Last week the U.S. Navy Helicopter Sea Combat Squadron 22 began using the MQ-8C Fire Scout alongside the MH-60 Seahawk manned helicopter making it the first on the East Coast to do so.

The MQ-8C Fire Scout’s main purpose is to provide radar surveillance with its multi-spectrum targeting system. The multi-spectrum targeting system is a camera that is capable of reading light, heat, and electrical signatures to find anything that might be of interest.

The drone will allow the manned boats to see beyond the horizon and look for any possible targets too small to see from the ship. The Fire Scout can fly up to 12 hours on an ISR mission, something that would take a heavy toll on a helicopter crew.

The development of the MQ-8C was announced back in 2010 under the name Fire-X and was used to demonstrate the unmanned cargo capabilities of the drones. Three years later, the first Fire Scout drone was delivered to the Navy with various tests spanning the next few years until 2019 when it was declared mission capable.

Northrop Grumman MQ-8C Fire Scout

MQ-8C Fire Scout combat drone is capable of flying at speeds of up to 160 miles per hour and can fly for up to 15 hours at a time. The fully autonomous drone is powered by a Rolls-Royce 250-C47B engine capable of 813 horsepower at the shaft and can carry a payload of up to 2,950 pounds.

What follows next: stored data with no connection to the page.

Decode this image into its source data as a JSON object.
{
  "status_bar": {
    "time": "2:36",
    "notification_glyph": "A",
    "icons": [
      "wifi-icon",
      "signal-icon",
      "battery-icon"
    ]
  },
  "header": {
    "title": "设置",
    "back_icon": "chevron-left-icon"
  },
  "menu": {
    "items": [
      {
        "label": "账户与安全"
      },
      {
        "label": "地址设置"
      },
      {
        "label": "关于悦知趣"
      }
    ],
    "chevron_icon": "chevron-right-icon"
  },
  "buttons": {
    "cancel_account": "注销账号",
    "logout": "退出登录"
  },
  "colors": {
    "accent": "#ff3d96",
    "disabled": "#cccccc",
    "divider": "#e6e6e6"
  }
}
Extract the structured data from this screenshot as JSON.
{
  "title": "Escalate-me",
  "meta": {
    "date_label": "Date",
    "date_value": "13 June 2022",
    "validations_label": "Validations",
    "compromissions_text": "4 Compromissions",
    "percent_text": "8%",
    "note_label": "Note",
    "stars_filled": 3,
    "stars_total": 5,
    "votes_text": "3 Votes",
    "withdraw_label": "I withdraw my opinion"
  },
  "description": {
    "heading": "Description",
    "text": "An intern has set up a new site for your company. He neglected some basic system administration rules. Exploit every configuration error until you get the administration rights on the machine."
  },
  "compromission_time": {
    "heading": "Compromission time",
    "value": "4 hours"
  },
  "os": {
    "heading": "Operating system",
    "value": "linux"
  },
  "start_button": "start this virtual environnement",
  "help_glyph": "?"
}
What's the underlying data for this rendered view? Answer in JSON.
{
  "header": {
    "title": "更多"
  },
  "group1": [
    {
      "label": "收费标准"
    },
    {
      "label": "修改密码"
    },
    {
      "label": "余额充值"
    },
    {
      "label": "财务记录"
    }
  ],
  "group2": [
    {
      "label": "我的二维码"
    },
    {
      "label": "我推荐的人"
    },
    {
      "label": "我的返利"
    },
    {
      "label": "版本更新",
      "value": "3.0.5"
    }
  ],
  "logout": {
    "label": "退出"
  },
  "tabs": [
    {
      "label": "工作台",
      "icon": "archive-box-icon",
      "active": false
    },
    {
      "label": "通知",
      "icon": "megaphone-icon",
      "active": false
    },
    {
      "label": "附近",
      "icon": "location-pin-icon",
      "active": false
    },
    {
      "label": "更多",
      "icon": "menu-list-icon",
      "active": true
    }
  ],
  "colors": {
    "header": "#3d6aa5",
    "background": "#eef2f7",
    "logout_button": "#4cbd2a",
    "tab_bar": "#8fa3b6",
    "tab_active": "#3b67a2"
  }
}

The drone has a rotor diameter of 36.6 feet, a height of 10.9 feet, and a length of 34.7 feet.

The MQ-8C Fire Scout is a combination of the Bell 407 manned helicopter, which first went into production in 1995 with the same Rolls-Royce 250-C47B engine and the MQ-8B Fire Scout from Northrop Grumman, which first went into production in 2000. The MQ-8C uses the avionics from the MQ-8B and the larger airframe from the Bell 407.